The Fruitless Life
CHAPTER 1
They wouldn't stop yelling at each other. I tried to cover my ears but the words just kept sneaking through my fingers. Words that I would never forget.
When I came home from school, she was sleeping on her bed. The empty bottle of low-priced booze standing on the floor. I picked up my mother's arm that hung from the bed and tucked it under the grey blanket. I stood for a moment and watched the woman who gave birth to me.
How can she waste her life like this? How can she choose alcohol over her children?
With a sigh, I turned around and walked to my room. I threw my school bag on the floor and sat on my bed.

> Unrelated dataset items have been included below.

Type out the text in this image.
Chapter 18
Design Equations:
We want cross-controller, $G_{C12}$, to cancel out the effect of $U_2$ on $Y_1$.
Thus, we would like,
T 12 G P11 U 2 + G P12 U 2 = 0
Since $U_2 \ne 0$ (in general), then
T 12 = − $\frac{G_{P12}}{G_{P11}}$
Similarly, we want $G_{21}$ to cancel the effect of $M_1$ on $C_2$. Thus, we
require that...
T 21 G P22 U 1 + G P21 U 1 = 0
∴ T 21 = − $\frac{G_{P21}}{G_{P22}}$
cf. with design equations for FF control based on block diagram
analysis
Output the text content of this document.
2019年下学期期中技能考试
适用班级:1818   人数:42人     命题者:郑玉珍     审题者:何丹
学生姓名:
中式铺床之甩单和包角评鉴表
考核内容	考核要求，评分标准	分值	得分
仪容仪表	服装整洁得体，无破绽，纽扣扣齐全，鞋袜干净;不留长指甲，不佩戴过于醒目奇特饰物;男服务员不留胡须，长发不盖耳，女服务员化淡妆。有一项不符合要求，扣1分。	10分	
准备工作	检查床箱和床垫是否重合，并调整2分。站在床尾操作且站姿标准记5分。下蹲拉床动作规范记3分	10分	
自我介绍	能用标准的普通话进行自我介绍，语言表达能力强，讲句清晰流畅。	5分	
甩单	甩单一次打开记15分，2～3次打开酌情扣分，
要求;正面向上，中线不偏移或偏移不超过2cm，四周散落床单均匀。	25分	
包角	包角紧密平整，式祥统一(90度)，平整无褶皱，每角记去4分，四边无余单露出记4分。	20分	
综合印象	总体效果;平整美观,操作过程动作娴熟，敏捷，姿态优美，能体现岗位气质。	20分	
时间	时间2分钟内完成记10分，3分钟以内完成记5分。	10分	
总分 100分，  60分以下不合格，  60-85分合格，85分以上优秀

My room was appalling. We didn't have money for fancy bedspreads or nice curtains. We hardly had money for food. As carpet's color faded over the years so has my trust and love for my mother. I know that sounds bad, but you wouldn't understand until you've been in my shoes.
No father. A mother with a huge drinking problem. Sometimes no food.
I'm 12 years old and I feel like a 70 year old. I have no goals. I don't belong anywhere.
My stomach rumbles with hunger. I walk down the cold hallway to the kitchen. I open the kitchen cupboards one by one and guess what? No food. Surprise surprise.
I manage to find a stale piece of bread and I stare at with tears in my eyes. Are children supposed to eat rotten food?
Why was I born into the screwed-up family? Does God like to punish me? So many questions and nobody who could give me answers.
Closing my eyes, I stuffed the bread in my mouth, trying to ignore the taste. A girl has to eat.
After taking a cold bath, I start doing my homework. I'm no Eintein, but my grades are above average. The only thing I like is homework. I know, it sounds like I'm dreadfully insane but that's what happens when you've got nothing better to do.
I worked for a few hours before I started getting tired.
I checked on my mother and she was right where I left her. My sister and brother were staying at friends. Lucky them. They were old enough to stay out but I was the one who always got left behind. I don't blame them. I'd sleep anywhere if it meant I didn't have to be here.
It was winter and needless to say: freezing. I got dressed and climbed into bed. My teddybear resting in my arms. My only comfort. My tummy growled again form hunger. I pressed my fist as hard as I could onto the protesting stomach to try and suppress the hunger. I fell asleep a few minutes later, my hand still on my abdomen.
I woke with a start and heard screaming. Oh no. Not again. I could hear her screaming at him to leave. She didn't need him. To go back to his lover. Glass shattered and I heard her scream.
I put my head under the covers and covered my ears. The noise didn't go away. My whole body was screaming for me to go and help her but my mind said no. You know what happened last time you tried to help her.
With my mother's sobs ripping my heart into pieces, I finally fell asleep dreaming of blood and broken glass.